2 Settembre 2016, di Mariangela Tessa

MILANO(WSI) – Unicredit avrebbe dato mandato alla banca Usa Jp Morgan per «esplorare le opzioni strategiche» per la controllata del risparmio gestito, Pioneer.

Lo riporta la Stampa, secondo cui “il mandato comprende la quotazione, la fusione con un altro gruppo del settore ma anche la vendita”.

L’istituto guidato dall’ad, Jean Pierre Mustier, per ora non commenta Mentre il quotidiano torinese, ipotizza che:

“l’opzione preferita  resta quella della quotazione, mentre sarebbe improbabile una fusione con Eurizon del gruppo Intesa Sanpaolo. Unicredit e i suoi consulenti starebbero però esplorando la possibilità di una fusione con un gruppo estero, malgrado la marcia indietro dei mesi scorsi del matrimonio con i fondi di Santander. Uno stop causato proprio dai numeri vincoli imposti dalle autorità di controllo dei vari paesi interessati al matrimonio tra i due colossi della gestione”.

Tra le varie opzioni, non e’ esclusa neppure quella della cessione

” per quanto – si legge – sia quella meno probabile, visto il basso assorbimento di capitale e l’elevato contributi agli utili del gruppo”.

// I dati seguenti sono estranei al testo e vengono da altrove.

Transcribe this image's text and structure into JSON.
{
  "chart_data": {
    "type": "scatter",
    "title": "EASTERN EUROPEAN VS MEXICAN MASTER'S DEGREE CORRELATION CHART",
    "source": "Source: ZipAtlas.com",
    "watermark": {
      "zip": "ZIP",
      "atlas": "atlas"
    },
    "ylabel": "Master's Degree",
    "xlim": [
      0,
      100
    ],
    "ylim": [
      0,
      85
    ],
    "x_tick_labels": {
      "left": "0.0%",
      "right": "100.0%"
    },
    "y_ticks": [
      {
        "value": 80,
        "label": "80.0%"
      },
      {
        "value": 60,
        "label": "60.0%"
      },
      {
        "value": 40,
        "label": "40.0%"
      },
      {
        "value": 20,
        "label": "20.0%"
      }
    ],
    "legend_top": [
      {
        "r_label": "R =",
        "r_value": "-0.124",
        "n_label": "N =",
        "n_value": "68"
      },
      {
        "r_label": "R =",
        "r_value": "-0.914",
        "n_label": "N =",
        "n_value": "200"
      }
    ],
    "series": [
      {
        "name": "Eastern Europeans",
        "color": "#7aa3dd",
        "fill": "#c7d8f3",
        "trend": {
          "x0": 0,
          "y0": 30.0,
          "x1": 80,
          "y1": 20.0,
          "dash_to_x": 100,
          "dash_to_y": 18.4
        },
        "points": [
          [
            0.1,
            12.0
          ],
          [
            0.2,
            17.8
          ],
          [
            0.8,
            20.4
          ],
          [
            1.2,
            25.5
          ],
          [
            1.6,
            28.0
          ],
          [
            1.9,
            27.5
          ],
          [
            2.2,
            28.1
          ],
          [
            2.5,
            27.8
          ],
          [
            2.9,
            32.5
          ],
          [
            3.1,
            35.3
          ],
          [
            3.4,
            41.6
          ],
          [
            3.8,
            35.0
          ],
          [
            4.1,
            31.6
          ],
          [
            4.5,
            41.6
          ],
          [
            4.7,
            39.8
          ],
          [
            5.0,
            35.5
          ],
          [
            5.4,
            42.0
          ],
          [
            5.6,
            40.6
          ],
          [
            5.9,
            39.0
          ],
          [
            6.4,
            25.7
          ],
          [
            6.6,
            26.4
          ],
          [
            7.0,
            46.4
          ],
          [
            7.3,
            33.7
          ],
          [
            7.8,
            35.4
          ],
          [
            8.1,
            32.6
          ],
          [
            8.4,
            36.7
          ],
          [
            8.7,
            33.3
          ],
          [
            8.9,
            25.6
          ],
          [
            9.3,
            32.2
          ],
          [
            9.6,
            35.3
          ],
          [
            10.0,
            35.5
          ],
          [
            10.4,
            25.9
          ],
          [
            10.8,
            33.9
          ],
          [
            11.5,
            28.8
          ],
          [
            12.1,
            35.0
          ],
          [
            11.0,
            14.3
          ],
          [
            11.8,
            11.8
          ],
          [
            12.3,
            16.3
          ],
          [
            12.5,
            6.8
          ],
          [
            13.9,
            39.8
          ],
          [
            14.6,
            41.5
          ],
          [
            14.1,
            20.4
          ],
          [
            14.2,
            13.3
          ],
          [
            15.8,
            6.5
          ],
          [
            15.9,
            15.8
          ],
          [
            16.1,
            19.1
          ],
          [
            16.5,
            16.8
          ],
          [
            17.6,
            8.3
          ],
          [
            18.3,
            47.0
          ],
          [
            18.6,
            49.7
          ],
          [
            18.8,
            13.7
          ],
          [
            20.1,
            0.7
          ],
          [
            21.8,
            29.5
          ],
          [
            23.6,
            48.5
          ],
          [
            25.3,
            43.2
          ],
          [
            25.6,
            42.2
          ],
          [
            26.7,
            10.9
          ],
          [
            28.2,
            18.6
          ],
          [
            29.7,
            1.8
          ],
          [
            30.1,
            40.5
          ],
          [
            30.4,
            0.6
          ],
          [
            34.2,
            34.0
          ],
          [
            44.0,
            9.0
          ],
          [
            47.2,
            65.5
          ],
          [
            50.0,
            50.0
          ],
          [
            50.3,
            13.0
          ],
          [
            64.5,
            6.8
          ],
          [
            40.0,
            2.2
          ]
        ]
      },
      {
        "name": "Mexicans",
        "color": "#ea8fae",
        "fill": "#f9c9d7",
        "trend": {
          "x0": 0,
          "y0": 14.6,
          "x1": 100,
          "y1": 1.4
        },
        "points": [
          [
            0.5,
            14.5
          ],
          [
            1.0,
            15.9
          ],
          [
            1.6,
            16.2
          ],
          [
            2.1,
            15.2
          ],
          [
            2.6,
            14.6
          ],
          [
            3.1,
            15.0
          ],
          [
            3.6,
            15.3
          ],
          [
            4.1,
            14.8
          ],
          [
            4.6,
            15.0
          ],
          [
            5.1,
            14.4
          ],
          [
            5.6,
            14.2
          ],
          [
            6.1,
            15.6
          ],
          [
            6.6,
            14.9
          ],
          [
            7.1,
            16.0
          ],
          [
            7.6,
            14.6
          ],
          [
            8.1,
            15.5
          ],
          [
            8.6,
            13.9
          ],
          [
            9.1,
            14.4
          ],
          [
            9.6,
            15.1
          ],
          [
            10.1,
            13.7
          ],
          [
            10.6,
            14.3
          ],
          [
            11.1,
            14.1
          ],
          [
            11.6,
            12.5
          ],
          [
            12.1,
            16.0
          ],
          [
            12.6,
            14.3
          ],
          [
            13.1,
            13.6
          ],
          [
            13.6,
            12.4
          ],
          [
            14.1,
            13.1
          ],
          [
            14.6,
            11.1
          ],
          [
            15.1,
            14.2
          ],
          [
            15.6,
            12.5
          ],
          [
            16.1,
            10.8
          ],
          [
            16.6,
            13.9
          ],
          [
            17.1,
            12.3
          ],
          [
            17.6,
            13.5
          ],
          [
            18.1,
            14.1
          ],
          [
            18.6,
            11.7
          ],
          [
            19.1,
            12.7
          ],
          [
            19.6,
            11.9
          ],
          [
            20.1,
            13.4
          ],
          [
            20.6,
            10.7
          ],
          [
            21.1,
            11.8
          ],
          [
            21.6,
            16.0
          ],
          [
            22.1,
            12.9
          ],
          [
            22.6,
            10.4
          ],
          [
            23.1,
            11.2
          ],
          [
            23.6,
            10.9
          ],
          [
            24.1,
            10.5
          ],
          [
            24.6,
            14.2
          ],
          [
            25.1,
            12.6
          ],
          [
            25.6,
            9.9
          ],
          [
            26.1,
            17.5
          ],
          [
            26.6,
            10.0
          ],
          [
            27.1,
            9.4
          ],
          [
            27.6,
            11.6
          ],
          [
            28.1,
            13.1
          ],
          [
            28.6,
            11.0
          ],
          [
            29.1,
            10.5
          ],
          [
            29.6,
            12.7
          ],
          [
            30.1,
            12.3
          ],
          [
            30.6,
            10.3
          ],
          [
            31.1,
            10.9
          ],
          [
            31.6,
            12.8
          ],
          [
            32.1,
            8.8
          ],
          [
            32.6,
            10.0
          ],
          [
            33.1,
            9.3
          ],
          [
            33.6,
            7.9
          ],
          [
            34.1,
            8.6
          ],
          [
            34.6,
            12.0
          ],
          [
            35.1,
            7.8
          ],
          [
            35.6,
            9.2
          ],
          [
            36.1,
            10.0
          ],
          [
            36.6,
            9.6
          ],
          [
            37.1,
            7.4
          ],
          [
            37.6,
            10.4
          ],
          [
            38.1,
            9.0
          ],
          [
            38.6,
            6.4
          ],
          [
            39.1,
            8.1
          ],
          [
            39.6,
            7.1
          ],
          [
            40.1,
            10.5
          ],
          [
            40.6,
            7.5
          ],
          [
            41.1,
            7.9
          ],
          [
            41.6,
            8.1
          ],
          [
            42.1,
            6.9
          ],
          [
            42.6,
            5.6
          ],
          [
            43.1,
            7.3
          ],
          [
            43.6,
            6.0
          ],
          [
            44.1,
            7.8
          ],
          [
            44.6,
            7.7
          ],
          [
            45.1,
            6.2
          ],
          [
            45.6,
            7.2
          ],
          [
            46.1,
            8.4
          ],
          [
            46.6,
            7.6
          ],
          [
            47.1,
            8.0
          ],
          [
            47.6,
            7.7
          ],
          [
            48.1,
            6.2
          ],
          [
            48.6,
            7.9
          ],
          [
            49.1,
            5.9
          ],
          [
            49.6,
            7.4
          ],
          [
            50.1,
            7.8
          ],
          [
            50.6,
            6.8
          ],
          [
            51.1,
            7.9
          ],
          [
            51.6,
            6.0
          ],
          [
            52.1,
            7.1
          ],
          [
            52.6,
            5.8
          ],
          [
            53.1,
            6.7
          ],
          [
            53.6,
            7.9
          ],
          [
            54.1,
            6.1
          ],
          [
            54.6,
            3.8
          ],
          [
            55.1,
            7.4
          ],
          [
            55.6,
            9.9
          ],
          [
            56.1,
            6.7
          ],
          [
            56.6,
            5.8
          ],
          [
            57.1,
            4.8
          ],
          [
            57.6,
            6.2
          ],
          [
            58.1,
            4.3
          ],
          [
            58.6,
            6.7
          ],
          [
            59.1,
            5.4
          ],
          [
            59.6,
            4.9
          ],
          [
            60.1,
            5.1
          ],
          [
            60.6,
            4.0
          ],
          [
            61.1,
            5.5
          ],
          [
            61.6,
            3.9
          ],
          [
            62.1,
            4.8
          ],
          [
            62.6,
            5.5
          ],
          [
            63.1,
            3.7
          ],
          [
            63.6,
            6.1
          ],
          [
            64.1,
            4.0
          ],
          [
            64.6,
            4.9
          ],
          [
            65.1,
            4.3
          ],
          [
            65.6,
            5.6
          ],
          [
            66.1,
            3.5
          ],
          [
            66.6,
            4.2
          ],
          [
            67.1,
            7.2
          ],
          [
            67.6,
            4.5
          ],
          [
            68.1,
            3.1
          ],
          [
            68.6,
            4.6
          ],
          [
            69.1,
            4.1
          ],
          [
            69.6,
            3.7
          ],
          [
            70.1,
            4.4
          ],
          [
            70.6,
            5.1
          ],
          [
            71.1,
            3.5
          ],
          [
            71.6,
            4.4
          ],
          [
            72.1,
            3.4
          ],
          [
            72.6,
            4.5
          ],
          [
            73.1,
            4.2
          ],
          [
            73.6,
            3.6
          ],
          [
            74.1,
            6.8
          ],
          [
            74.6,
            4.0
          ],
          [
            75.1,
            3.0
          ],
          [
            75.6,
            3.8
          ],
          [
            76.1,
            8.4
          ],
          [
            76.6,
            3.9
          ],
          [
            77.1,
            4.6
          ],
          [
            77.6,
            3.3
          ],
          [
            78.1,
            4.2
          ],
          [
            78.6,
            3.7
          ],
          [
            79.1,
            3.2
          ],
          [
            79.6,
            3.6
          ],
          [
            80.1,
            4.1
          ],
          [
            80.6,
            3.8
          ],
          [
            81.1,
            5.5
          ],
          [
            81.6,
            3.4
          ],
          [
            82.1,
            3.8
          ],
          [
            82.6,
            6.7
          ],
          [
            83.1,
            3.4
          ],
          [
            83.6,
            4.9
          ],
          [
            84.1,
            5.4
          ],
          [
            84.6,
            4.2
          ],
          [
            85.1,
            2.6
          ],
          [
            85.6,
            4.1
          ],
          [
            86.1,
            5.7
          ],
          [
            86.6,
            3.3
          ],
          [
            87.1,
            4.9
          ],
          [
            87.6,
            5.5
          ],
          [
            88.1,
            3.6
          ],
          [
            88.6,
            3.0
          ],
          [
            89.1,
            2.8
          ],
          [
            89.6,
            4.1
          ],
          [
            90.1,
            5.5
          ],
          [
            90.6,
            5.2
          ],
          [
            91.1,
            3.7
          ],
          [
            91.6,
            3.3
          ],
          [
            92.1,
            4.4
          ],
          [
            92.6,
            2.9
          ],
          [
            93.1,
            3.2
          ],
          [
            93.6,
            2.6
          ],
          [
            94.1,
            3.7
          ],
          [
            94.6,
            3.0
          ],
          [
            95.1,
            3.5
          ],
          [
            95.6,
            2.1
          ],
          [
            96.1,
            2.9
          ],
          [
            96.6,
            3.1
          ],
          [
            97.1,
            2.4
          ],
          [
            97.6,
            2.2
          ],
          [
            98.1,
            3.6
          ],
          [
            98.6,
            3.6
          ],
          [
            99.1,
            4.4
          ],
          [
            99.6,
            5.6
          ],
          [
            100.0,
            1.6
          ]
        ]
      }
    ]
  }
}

Nel frattempo, come ha riportato la stampa qualche giorno fa, Unicredit starebbe inoltre considerando l’ipotesi della garanzia di Stato per ripulire i bilanci dai crediti in sofferenza. Si tratta di finanziamenti non rimborsati per un ammontare complessivo di 20 miliardi di euro.

La vendita sarebbe dunque supportata dalle Gacs (Garanzie cartolarizzazione sofferenze), strumento messo a disposizione dal Tesoro e non considerato aiuto di Stato ma finora ignorata (salvo poche eccezioni) a lungo dagli istituti di credito italiani.